A group of researchers from the University of Sydney published a paper that provides details to a new blockchain vulnerability called the “Balance attack.” The paper uses theoretical and practical analysis to describe the exchange between a network delay and the potential mining power needed by an attacker to successfully execute a double spend. According to the paper:
“One can exploit the Balance attack to violate the persistence of the main branch, hence rewriting previously committed transactions, and allowing the attacker to double spend.”
The paper uses statistical data quantified and derived from the R3 consortium to prove that a single miner only needs 20 minutes to successfully execute the attack. The authors then demonstrated the attack across an Ethereum private chain alongside a distributed system with similar settings as the R3 consortium.
The Balance attack disrupts the blockchain’s main branch by delaying communication between node clusters that retain balanced mining power. Only five percent of mining power is needed to perform the attack. The whitepaper describes mining power as the number of hashes the miner can test per second. Once the proper mining power is recovered, an attacker would broadcast his or her transactions to two different subgroups of nodes, the “Transaction subgroup” and the “Block subgroup.” This action is performed until the Block subgroup offsets the tree created by the Transaction subgroup and subsequently contributes to a double transaction.

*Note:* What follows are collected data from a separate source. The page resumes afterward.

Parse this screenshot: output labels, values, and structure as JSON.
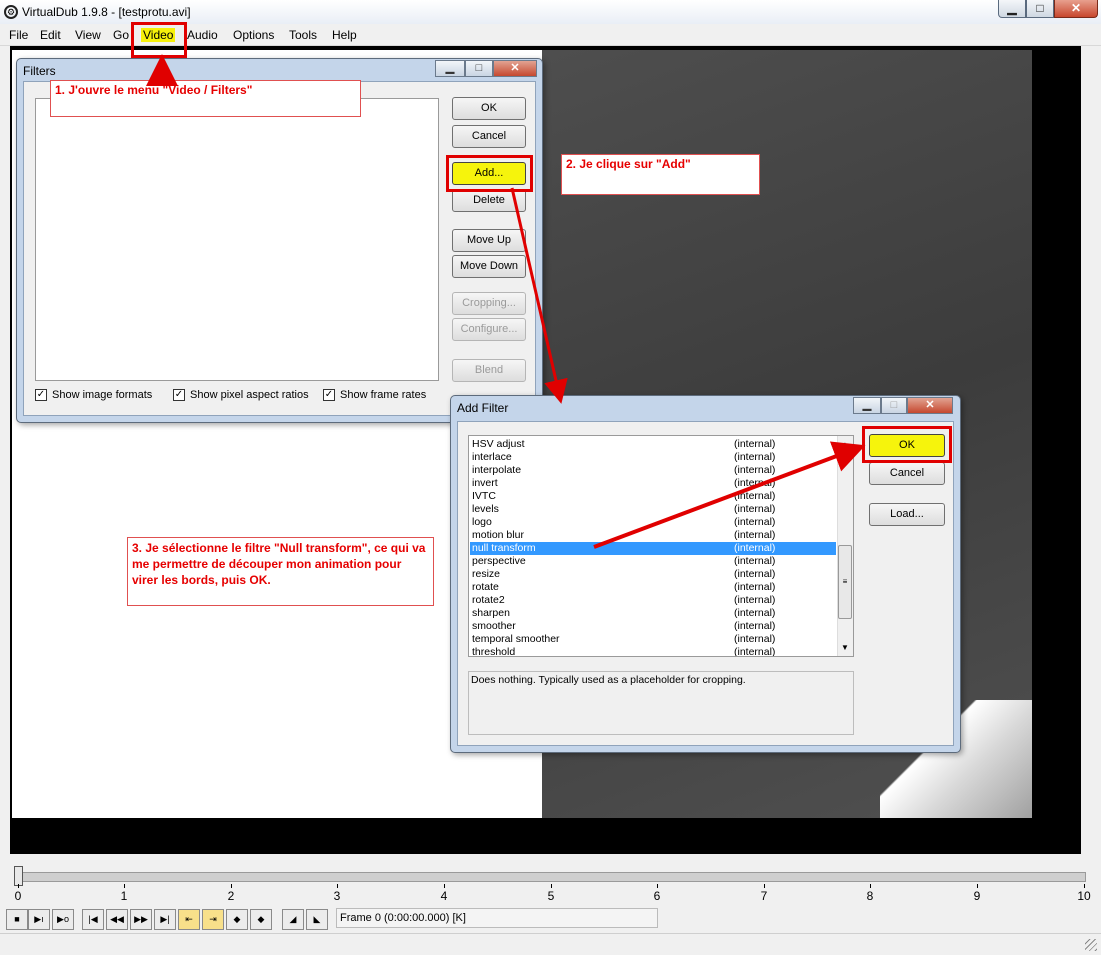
{
  "window": {
    "title": "VirtualDub 1.9.8 - [testprotu.avi]",
    "minimize": "▁",
    "maximize": "□",
    "close": "✕"
  },
  "menu": {
    "items": [
      "File",
      "Edit",
      "View",
      "Go",
      "Video",
      "Audio",
      "Options",
      "Tools",
      "Help"
    ]
  },
  "filters_dialog": {
    "title": "Filters",
    "buttons": {
      "ok": "OK",
      "cancel": "Cancel",
      "add": "Add...",
      "delete": "Delete",
      "move_up": "Move Up",
      "move_down": "Move Down",
      "cropping": "Cropping...",
      "configure": "Configure...",
      "blend": "Blend"
    },
    "checkboxes": {
      "show_image_formats": "Show image formats",
      "show_pixel_aspect_ratios": "Show pixel aspect ratios",
      "show_frame_rates": "Show frame rates"
    }
  },
  "add_filter_dialog": {
    "title": "Add Filter",
    "buttons": {
      "ok": "OK",
      "cancel": "Cancel",
      "load": "Load..."
    },
    "filters": [
      {
        "name": "HSV adjust",
        "source": "(internal)"
      },
      {
        "name": "interlace",
        "source": "(internal)"
      },
      {
        "name": "interpolate",
        "source": "(internal)"
      },
      {
        "name": "invert",
        "source": "(internal)"
      },
      {
        "name": "IVTC",
        "source": "(internal)"
      },
      {
        "name": "levels",
        "source": "(internal)"
      },
      {
        "name": "logo",
        "source": "(internal)"
      },
      {
        "name": "motion blur",
        "source": "(internal)"
      },
      {
        "name": "null transform",
        "source": "(internal)",
        "selected": true
      },
      {
        "name": "perspective",
        "source": "(internal)"
      },
      {
        "name": "resize",
        "source": "(internal)"
      },
      {
        "name": "rotate",
        "source": "(internal)"
      },
      {
        "name": "rotate2",
        "source": "(internal)"
      },
      {
        "name": "sharpen",
        "source": "(internal)"
      },
      {
        "name": "smoother",
        "source": "(internal)"
      },
      {
        "name": "temporal smoother",
        "source": "(internal)"
      },
      {
        "name": "threshold",
        "source": "(internal)"
      }
    ],
    "description": "Does nothing. Typically used as a placeholder for cropping."
  },
  "annotations": {
    "step1": "1. J'ouvre le menu \"Video / Filters\"",
    "step2": "2. Je clique sur \"Add\"",
    "step3": "3. Je sélectionne le filtre \"Null transform\", ce qui va me permettre de découper mon animation pour virer les bords, puis OK."
  },
  "timeline": {
    "ticks": [
      "0",
      "1",
      "2",
      "3",
      "4",
      "5",
      "6",
      "7",
      "8",
      "9",
      "10"
    ],
    "position": 0,
    "frame_label": "Frame 0 (0:00:00.000) [K]"
  },
  "colors": {
    "highlight": "#f6f40c",
    "annotation_red": "#e00000",
    "selection_blue": "#3399ff"
  }
}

The attack is made possible by exploiting the logic of the GHOST (Greedy Heaviest-Observed Sub-Tree) protocol, a procedure that maintains accountability of all stale blocks (e.g., uncle and/or sibling blocks). The GHOST protocol allows for the mining of a blockchain branch in isolation from the rest of the nodes on the network. This allows for two blocks to be simultaneously discovered at the same time before finally altering the process. Although the GHOST protocol is specific to Ethereum, Christopher Natoli and Vincent Gramoli demonstrate that all proof-of-work (PoW) cryptocurrency protocols (e.g., Bitcoin) are susceptible to the Balance attack by presenting a model for PoW blockchains, which outlines the algorithmic differences between the Nakamoto and GHOST procedures.
Ever since the June 2016 DAO hack, blockchain industry experts have become more security conscious. The attack left the DAO’s decentralized investment fund short around $50 million and dropped the price of Ether significantly. Since then, the Ethereum community has patched the wound and moved forward by improving the ecosystem. The discovery of the Balance attack vulnerability, however, shows that there is still room for improvement to securing the blockchain infrastructure for Ethereum and other blockchain-based platforms. Given that governments and financial organizations are unlikely to adopt a potentially vulnerable system, a resolution to this problem is a top priority for the blockchain community.